The Ridiculous Darkness
Reviewed by Neal Weaver
Son of Semele Theatre
Through November 12
German playwright Wolfram Lotz’s play (translated by Daniel Brunet) is a zany satire on racism, racial stereotyping, and colonial attitudes in a supposedly post-colonial world. A farcical version of Joseph Conrad’s The Heart of Darkness, via Apocalypse Now, it follows German Sergeant Oliver Pellner on a secret mission into the heart of Afghanistan, accompanied by his faithful aide, Stefan Dorsch (Ashley Steed).
As they float down a mysterious river, they encounter a Somali pirate (Taylor Hawthorne) intent on obtaining justice; a misguided U.N. adviser (Sarah Rosenberg) who tries to compel “uncivilized” locals to defecate and throw their trash in the river rather than on the ground; a native peddler (Alex Wells) who lives and works in his rowboat because his house and family were incinerated in a military raid; and a lecherous missionary (Rosenberg) who surrounds himself with nubile native maidens and doesn’t think religion has any business telling people how to live. (He also coaches his parishoners in singing hymns like “Wimoweh.”) But Kellner’s mission is to find and rescue one Colonel Deutinger (Wells) who has apparently cracked up and gone native.

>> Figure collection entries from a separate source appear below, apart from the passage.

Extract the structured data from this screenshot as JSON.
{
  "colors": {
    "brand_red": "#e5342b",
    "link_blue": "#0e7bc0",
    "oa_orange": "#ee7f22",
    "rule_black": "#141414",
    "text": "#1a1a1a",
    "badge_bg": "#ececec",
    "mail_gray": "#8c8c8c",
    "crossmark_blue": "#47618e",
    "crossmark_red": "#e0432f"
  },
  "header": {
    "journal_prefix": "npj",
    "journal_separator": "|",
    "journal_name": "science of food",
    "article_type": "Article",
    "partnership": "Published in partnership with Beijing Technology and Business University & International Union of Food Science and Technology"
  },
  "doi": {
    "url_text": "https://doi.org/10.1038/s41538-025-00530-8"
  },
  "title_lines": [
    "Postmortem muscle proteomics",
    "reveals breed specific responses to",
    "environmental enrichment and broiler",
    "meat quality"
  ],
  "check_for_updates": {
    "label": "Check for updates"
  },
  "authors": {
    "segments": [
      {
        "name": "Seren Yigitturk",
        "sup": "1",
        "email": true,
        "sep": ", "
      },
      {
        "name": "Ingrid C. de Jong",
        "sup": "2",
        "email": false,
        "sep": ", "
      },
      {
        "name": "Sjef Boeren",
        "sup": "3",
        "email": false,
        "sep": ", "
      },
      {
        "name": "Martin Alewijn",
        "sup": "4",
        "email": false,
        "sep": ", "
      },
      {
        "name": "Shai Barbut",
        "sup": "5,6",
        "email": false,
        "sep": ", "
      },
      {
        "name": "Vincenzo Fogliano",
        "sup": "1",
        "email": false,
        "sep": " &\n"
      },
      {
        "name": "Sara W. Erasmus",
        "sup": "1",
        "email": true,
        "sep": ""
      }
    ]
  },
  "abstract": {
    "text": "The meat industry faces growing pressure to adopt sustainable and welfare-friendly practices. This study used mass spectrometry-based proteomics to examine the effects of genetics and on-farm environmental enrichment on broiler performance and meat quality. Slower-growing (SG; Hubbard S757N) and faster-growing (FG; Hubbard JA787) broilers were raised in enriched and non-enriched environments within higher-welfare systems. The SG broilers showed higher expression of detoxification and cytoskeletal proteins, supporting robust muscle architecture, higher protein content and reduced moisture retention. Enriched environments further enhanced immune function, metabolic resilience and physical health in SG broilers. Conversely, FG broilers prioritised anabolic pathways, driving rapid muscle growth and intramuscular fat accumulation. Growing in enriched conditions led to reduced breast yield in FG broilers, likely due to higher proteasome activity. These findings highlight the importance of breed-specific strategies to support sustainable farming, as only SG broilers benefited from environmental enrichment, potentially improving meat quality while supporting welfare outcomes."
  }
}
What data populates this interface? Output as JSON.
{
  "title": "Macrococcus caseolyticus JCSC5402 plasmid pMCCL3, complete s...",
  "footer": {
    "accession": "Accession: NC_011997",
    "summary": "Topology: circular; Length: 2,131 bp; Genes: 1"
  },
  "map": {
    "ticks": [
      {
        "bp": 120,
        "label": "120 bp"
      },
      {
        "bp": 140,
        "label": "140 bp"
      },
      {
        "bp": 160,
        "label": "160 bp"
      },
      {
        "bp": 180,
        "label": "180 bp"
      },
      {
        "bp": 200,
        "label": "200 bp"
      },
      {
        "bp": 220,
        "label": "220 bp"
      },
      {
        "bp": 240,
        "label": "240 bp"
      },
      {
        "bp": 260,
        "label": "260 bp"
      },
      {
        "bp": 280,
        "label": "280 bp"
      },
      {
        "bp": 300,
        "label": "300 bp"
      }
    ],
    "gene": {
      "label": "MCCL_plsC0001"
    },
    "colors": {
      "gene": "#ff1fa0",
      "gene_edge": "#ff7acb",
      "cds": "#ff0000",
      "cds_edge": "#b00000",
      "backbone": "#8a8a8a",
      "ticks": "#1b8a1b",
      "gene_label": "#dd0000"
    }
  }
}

Proceeding down the endless river and through the boundless forest, Pellner proves impervious to ordinary human feelings, and when Dorsch makes an attempt at friendship, he’s at a loss to react. As the trip wears on, Pellner becomes increasingly paranoid, to the point of considering murdering Dorsch. Soon they become convinced that the river has disappeared.
Lotz’s comedy was written as a radio play, which provides director Matthew McCray with the opportunity to have a creative field day. He responds with zest, enthusiasm and little respect for ordinary logic. The nubile maidens seem more Polynesian than Afghan, the characters are all demented in their own way, and comedy emerges even from the grimmest sources. The five actors (three of them playing multiple characters) acquit themselves with wit and enthusiasm. Via’s Pellner is blandly clueless, and Steed’s long-suffering Dorsch knows better than to question her superior. Hawthorne shines as a male Somali pirate, a sexy maiden, and others. Rosenberg makes comic hay as the arrogant U.N. trooper and the lecherous missionary, and Wells creates a gallery of grotesques: the philosophic peddler, a not-so-nubile maiden, and the increasingly mad Deutinger.
Set designer Michael Fitzgerald provides the cleverly flexible set, Vicki Anne Hales designed the costumes, and Azra King-Abadi is responsible for the atmospheric lighting. Hsuan-Kuang Hsieh did the video design, and John Rumi’s sound design provides a memorably startling moment.
Son of Semele Theatre, 3301 Beverly Boulevard, East Hollywood. Fri.-Sat., 8 p.m.; Sun., 5 p.m.; Mon., Oct. 30 and Nov. 6, 7 p.m.; sonofsemele.org. Running time: 95 minutes with no intermission.